Bugs are endemic to source code everywhere, and there is no reason to believe that academic code is any different. All of the analysis in the world is irrelevant if the program you are analyzing has a subtle bug embedded in it. We, computer scientists, should expect and demand that published, well tested code be made available with every paper which claims to analyze or draw conclusions from a program of any significant size.

A Problem of Environment?

At the moment, there is just no easy way to do this. Where the open source world has SourceForge and other project hosting sites, there is no similar environment where academic papers can live alongside the code they reference. Instead, computer science researchers are encouraged to publish papers in traditional, copyright-locked, academic journals. These journals are not prepared to handle large volumes of code, nor should they be. Computer science research was made for the web, and there should be a home for it on the web.
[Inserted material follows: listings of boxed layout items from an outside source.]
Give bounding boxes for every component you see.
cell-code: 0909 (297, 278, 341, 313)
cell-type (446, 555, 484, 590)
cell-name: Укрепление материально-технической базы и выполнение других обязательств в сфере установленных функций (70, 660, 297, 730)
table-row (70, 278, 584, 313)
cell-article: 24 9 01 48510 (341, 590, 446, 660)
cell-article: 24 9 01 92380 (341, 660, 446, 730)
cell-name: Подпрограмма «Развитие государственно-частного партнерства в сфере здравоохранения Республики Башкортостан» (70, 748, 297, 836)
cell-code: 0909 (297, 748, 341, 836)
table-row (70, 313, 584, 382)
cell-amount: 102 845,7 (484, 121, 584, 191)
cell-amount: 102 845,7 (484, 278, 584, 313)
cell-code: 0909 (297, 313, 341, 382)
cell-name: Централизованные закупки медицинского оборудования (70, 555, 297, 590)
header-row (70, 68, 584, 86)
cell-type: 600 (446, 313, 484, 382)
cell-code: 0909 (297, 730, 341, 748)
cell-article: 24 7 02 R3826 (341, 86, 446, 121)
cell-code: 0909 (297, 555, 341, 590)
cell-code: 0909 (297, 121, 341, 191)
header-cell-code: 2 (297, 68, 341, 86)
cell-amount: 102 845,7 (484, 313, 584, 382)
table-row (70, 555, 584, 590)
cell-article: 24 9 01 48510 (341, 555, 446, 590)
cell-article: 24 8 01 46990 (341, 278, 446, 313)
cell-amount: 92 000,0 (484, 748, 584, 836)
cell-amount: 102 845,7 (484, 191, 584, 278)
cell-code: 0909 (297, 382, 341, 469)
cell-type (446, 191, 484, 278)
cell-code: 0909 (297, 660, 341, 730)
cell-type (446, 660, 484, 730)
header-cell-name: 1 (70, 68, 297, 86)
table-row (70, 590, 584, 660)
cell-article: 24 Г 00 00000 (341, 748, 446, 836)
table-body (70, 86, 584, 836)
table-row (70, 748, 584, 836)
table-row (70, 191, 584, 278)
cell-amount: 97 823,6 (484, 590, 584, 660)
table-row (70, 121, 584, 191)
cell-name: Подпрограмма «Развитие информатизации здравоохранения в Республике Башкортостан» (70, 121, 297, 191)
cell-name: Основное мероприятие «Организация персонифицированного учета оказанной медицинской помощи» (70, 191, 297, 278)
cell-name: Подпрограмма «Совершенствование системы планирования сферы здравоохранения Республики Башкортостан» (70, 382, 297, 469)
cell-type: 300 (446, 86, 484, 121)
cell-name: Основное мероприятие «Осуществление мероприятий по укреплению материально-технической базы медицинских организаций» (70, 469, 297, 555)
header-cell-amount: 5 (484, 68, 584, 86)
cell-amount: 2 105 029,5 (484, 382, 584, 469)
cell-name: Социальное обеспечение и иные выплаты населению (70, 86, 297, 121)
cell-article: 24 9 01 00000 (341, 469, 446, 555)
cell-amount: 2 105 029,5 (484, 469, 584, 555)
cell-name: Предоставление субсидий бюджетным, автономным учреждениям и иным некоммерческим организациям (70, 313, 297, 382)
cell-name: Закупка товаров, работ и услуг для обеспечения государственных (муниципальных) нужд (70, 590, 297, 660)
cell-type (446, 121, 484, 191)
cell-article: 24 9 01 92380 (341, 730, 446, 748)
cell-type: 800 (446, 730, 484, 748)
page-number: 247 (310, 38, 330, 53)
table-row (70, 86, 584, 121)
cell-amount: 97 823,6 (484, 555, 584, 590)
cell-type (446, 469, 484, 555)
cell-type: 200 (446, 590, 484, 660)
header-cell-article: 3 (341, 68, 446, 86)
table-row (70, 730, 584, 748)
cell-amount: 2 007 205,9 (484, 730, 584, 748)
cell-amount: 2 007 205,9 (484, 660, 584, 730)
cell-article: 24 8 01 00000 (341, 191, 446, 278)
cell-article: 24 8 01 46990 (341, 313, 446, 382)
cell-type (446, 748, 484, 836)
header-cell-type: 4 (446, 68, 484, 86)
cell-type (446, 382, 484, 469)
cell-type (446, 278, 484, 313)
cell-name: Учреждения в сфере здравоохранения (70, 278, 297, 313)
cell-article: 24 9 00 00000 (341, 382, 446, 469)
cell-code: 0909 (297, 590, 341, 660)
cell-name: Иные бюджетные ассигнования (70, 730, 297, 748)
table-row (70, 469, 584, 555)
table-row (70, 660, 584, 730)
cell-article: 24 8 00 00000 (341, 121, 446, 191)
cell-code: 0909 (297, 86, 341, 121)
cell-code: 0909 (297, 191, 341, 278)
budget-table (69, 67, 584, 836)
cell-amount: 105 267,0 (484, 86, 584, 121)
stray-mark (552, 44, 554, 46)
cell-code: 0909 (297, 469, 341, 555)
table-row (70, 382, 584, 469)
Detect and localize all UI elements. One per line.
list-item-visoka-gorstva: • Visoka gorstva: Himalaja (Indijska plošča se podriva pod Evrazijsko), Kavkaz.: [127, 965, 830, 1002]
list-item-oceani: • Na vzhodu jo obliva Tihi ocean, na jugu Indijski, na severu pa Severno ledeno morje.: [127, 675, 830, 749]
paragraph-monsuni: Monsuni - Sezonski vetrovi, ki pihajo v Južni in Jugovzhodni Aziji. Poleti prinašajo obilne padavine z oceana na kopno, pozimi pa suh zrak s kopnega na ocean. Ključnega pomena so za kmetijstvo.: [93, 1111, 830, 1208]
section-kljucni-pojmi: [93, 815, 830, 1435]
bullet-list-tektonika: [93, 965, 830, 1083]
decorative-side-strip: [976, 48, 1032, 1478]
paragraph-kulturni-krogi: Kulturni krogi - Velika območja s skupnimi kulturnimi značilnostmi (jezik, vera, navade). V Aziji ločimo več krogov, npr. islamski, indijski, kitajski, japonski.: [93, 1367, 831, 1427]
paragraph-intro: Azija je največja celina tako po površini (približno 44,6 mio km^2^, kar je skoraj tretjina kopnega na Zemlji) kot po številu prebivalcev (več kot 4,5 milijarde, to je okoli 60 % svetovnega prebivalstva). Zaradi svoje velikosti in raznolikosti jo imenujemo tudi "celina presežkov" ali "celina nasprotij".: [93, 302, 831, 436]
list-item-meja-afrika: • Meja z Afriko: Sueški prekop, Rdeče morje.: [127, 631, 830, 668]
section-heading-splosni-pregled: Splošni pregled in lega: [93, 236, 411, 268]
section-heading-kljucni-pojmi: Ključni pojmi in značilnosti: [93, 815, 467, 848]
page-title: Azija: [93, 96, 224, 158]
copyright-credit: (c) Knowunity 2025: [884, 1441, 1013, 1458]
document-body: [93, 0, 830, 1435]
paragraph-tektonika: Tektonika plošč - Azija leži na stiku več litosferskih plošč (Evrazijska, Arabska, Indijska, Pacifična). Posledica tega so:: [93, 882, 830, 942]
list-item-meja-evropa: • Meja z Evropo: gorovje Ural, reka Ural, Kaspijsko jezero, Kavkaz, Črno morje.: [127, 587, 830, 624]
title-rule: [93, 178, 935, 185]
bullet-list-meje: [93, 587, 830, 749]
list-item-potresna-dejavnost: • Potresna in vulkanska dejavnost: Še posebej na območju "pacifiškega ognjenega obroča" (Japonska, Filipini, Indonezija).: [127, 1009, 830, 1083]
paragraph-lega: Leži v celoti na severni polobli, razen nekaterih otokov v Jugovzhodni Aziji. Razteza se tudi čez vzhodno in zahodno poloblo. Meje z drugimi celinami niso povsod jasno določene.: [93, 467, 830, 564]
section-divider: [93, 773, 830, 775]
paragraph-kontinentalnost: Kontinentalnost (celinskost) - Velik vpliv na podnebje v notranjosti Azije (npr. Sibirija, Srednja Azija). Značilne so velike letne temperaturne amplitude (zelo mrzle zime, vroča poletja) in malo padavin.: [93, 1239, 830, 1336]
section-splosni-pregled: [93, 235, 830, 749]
It is intimidating for a harried academic that just wants to get work done, and advance in his field, to have to set up the host of tools required to share code effectively. If there were a SourceForge-for-academics site where they could simply register their paper, drop in the source code, and have a project ready made for them, it would be much more likely that they would participate. If such a project were to gain steam, the network effect would make it an invaluable resource for academic and industry programmers alike. Collaboration and open code sharing would lead to much more rapid progress in the field, and hopefully encourage the greater rigor that other fields require of their practitioners.

Two Different Worlds

Right now, academics and open-source programmers live largely in two separate, often parallel, worlds. Where they do collide, as they do in the Haskell language, there is often extremely interesting work being produced. Each brings a different, interesting, viewpoint to the table, and greater coordination between the two would have nearly universal benefits for programmers of every stripe.

So free the code! If you're an academic programmer, consider publishing the code that you have, regardless of what you may think of it. Consider asking the journal that you publish in to retain copyright over your work. If you're an open source programmer, look for some work in a field that interests you, and email the author if he hasn't released his code. Ask him an interesting question, and convince him that his code would be useful. If you're both, tell the world your ideas for how we can all work better together.

Update:

I've been contacted already by two scientists who care about the reproducibility of programs. First, Gavin Baker wrote to tell me about the insight toolkit, which "is a cross-platform open-source image processing toolkit for performing registration and segmentation" that attempts to provide reference implementations of published algorithms. He also pointed me towards The Insight Journal, which allows authors to publish open articles which are automatically verified with CMake. This is exactly the type of thing I was hoping to hear about.

Only a few minutes later, "I. Vlad" wrote to tell me that computational geophysicists have a similar system called Madagascar, which uses SCons to provide automated verification of results. Furthermore, they encourage the use of open data sets from the website for the Society of Exploration Geophysicists.

Good to hear that these scientists are out there making stuff happen, while I sit here on my duff.

Update 2

Made a correction to the update. (Made it clear that the Madagascar project did not set up the SEG site - sloppy writing on my part).